Canonical’s MicroCloud ships as a snap package (an application that is containerised with all its dependencies, which can be installed using a single command on any device running Linux) that can automatically and easily configure three core functions across a given set of servers.
They are LXD (a way of running and managing full Linux systems inside containers or virtual machines), Ceph (software-defined storage), and OVN or “Open Virtual Network” (a software-defined networking system that supports virtual network abstraction) across a chosen set of servers.
(These, simply, respectively handle compute, storage, and networking. Storage can be local or remote. Users can add new machine after installation with the straightforward command sudo microcloud add.)
Canonical said MicroCloud relies on mDNS to automatically detect other servers on the network, letting users set up a complete cluster by running a single command on one of the machines. (mDNS, originally created at Apple, is a protocol that performs local network name and service discovery across small networks with no conventional DNS server.)

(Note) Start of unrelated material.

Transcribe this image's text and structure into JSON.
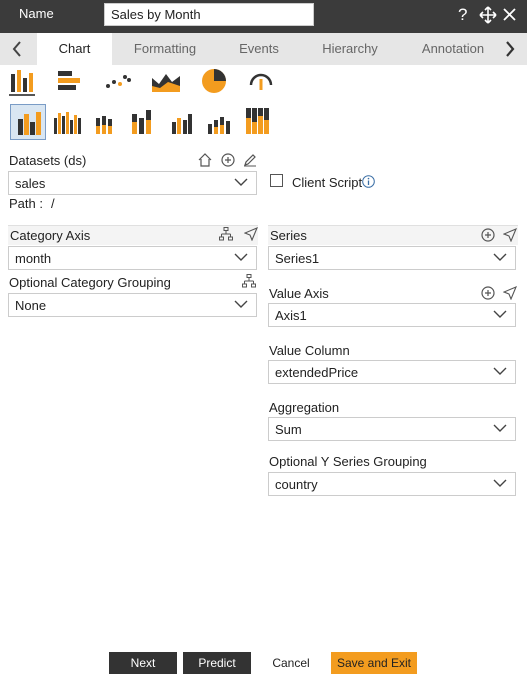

MicroCloud in short, and per Canonical: “Creates a small footprint cluster of compute nodes with distributed storage and secure networking [and lets] organisations… use the same infrastructure primitives and services wherever they are needed. It is suitable for business-in-branch office locations or industrial use inside a factory, as well as distributed locations where the focus is on replicability and unattended operations.”
Users can run their workloads using Kubernetes or via system containers: “System containers based on LXD behave similarly to traditional VMs but consume fewer resources while providing bare-metal performance.”
Canonical thinks, per a whitepaper rustled up by The Stack and intended for CTOs, that the service, now GA, may help to “reduce the cost of maintaining a high bandwidth for transferring data to a central cloud.”
“It also cuts down on central cloud storage costs; provide organisational resilience to cloud outages and control over data governance and compliance” and “low-latency edge sites provide enterprises with the potential to support localised services of higher value, customising the end user experience and making the most of local data (eg., sensors).”